特別お題「あの店員さんがすごい」
働いていた頃、アパートの近くにローソンがあり、当時は年300日ぐらい通っていた。長年のauPAYで莫大なPontaポイントを得た代わりに、殆どの店員に顔を覚えられた。
しかし店員が自分を覚えている時、自分も店員を覚えているのだ。ニーチェもそう言ってた気がする。
身の上話からオススメ商品までぐいぐい来る大学生のM君、いつの間にか袋詰めを終えている店長のTさん、独特のイントネーションながらも元気な挨拶をするベトナム人のGさん等々、多彩かつ全員レベルの高いお店だった。
そんなある日、夕飯のパックお好み焼き(マヨネーズの袋が乗ってるやつ)を片手にレジに向かうと、見かけない店員が立っていた。名札には大きく『研修中』の文字が。
例のぐいぐい来るM君が「あっ、この子新人です!今レジの練習中です!」とぐいぐい紹介してきたので、気圧されて「ど、どうも」と挨拶。心の中で「お前絶対バックヤードで俺のこと話してるだろ……絶対変なあだ名つけてるだろ……」と思いながらも、平静を保ってお好み焼きを提出。
緊張している新人君は慣れない手つきでバーコードを読み取り、「えぇっと、あっ、あたたたためますか?」と百裂拳を打ちそうな質問をしてきた。微笑ましさを感じながら「お願いします、あとauPAYで」と返すと「え、英雄?」と更に混乱し始めたので、隣のレジを終えたM君がヘルプに来た。
「レジやっとくからあたためやっといて!」と言われた新人君は迷わずお好み焼きをレンジに投入。見間違いでなければマヨネーズの袋が乗ったまま。
「いやぁサーセンっす、まだ全然教えられてないんすよ」と平謝りするM君に「あれ今マヨネーズついたまんま……」と言いかけた辺りでレンジから爆発音が。
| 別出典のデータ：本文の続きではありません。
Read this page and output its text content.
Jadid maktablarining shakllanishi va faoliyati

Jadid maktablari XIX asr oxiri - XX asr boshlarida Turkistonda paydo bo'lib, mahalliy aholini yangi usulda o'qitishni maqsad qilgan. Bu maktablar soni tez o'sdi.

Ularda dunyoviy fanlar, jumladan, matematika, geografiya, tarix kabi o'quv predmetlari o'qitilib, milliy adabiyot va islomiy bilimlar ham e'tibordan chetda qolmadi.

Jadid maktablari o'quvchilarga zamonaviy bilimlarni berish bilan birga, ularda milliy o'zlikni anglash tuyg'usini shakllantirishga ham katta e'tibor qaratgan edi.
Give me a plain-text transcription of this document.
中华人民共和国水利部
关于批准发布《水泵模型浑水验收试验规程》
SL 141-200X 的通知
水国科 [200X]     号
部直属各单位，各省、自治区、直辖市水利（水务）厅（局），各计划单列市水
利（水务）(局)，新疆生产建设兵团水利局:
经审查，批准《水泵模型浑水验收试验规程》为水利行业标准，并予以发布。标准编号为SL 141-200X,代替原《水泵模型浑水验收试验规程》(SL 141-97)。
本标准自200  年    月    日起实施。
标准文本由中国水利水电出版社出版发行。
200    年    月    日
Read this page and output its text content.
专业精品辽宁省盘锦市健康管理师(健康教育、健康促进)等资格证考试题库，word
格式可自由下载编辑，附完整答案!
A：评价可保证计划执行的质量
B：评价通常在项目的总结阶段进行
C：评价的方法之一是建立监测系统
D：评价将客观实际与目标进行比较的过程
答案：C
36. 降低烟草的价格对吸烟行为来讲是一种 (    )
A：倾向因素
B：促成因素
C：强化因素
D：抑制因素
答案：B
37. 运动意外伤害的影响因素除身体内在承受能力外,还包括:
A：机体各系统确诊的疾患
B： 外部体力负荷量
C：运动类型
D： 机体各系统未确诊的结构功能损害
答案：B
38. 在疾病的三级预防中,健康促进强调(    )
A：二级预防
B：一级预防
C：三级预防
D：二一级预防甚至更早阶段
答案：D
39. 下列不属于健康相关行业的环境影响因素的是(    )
パックの表面とレンジの中が大変なことになり、M君の平謝りがガチ謝りになった。「ホントすんません!新品に替えます!」と言われたが、棚に1個だけだったことを伝えると、タオルでお好み焼きのパックをゴシゴシ。
「あー大丈夫ですよ、マヨネーズだけ新しいの貰えれば」と言うと、M君に指示された新人君がバックヤードに探しにいき、少し経って「マヨネーズ無かったんでこっちにしました」と自信満々にからしマヨネーズの袋を渡してきた。
見たことのない組み合わせだったので「はっ?お好み焼きにからし……?」と言うと「これ美味いんですよ!食べたら分かります!」とM君並にぐいぐい来た。キミ人のお好み焼きを爆破したのにぐいぐい来るねぇ!
初めから怒る気も無かったが最終的に気圧されてすごすご帰宅。ぬめりけの残るパックを開けて、半信半疑(というか9割疑)のままからしマヨをお好み焼きにかけて食べた。
意外と美味かった。
やるじゃん新人君。大物になるよ。でも爆破はもう止めてね。